Более тщательную подготовку к выборам Романовых можно, думаю, объяснить тем, что их борьба за престол началась задолго до того, как Михаил на него взошел. Сама Смута, как считает Ключевский, во многом явилась результатом борьбы за власть трех кланов: Годуновых, Шуйских и Романовых. Действительно, боярские интриги того времени немало поспособствовали всеобщему хаосу в стране. Сначала клан Годуновых, объединившись с Романовыми, вывел из борьбы Шуйских, а затем уже Борис Годунов «разобрался» и с Романовыми, которые продолжили интриговать уже против нового государя. Отец будущего царя Михаила Романова, Федор Никитич — боярин, политик и известный в Москве светский щеголь, — был пострижен в монахи под именем Филарета и отправлен в Антониево-Сийский монастырь. Новоявленный монах жил, как и все, в келье, вот только своим поведением сильно отличался от других: развлекал послушников рассказами о соколиной охоте и весело отмечал каждую неудачу Годунова.
Против кандидатуры Михаила были многие члены собора, но постепенно ситуация начала меняться в пользу Романовых. Очень вовремя в поддержку Михаила выступил некий дворянин из Галича, подавший записку, где еще раз указывалось, что именно Михаил Федорович Романов стоит ближе всех по родству к прежним царям, а значит, и выбрать надо его.
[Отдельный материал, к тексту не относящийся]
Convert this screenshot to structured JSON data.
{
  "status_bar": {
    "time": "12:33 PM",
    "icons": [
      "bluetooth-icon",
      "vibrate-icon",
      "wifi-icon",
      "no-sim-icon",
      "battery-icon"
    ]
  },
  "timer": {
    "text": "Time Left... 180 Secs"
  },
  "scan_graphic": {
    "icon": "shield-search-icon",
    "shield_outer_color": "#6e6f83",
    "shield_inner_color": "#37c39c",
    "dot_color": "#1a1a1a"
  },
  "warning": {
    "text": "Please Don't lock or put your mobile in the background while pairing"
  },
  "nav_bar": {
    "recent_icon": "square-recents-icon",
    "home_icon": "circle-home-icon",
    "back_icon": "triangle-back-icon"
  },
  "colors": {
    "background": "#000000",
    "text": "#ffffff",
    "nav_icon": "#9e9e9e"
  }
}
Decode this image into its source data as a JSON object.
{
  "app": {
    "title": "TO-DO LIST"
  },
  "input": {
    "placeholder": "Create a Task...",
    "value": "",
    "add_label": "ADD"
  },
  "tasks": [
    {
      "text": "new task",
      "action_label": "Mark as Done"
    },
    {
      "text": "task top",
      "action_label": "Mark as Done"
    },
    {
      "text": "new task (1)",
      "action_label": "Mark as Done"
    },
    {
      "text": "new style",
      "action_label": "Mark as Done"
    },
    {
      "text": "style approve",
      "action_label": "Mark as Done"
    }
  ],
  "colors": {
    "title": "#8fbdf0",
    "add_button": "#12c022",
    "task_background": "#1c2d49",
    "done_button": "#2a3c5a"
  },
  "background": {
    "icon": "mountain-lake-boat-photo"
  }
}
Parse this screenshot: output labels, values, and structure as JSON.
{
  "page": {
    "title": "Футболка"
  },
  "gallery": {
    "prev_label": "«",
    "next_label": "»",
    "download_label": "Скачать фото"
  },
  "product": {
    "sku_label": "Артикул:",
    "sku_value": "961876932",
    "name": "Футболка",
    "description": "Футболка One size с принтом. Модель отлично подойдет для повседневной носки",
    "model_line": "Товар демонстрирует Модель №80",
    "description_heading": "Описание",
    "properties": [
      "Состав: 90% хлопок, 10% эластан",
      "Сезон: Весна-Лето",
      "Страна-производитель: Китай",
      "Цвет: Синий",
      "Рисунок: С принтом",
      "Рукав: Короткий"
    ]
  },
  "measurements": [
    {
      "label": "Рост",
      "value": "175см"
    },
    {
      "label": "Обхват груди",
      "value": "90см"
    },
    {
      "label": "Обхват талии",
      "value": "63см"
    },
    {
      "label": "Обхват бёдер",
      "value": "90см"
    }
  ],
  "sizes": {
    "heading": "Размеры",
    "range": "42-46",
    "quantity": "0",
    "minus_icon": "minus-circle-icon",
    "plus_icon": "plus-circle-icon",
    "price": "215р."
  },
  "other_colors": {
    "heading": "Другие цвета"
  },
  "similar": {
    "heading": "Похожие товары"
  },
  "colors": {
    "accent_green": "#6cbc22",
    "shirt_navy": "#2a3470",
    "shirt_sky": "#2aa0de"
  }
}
Записка вызвала одобрение у одних и явное раздражение у других. Раздавались сердитые голоса: кто принес записку, откуда? В это время к столу, где сидел Пожарский, подошел с очередным посланием один из казачьих атаманов. «Какое это писание ты подал, атаман?» — поинтересовался князь. «О природном царе Михаиле Федоровиче», — с упором на слове «природный» ответил казак. Эта атаманская записка и стала той последней каплей, которая склонила собор в пользу Михаила Романова.
К тому же к казачьим аргументам трудно было не прислушаться. За стенами собора в Москве, демонстрируя свою силу и влияние, вдруг начали буйствовать казаки, не стесняясь временного правительства Пожарского и Минина. Позицию казаков историки объясняют просто. Как и все на соборе, они отстаивали тех, кого считали своими. Своими же для казаков, служивших под началом обоих Лжедмитриев, были только две кандидатуры: «Маринкин сын», то есть сын самозванца (но эта кандидатура выдвигалась не всерьез, а как уступка собору), и Михаил Романов. Дело в том, что отца Михаила казаки считали таким же замазанным в старых грехах, как и они сами, а потому не ждали от Романовых никаких неприятностей.
Напомню, что первый Лжедмитрий сделал Федора Никитича (Филарета) митрополитом, а второй — патриархом. Патриархом всея Руси Филарет на тот момент быть, разумеется, не мог, но тех православных, что находились на подконтрольной «тушинскому вору» территории, окормлял, как и положено. Уже после воцарения сына, в 1619 году Филарет переоформил свой высокий сан официально, согласно всем церковным канонам. А заодно получил от сына и титул «великого государя». Что справедливо. В действительности именно отец до своей кончины управлял страной, стоя за спиной сына. Кажется, это был первый тандем в российской политике. Недаром патриарха и одновременно «великого государя» величали в ту пору не совсем обычно — Филаретом Никитичем, соединив церковную и светскую традиции.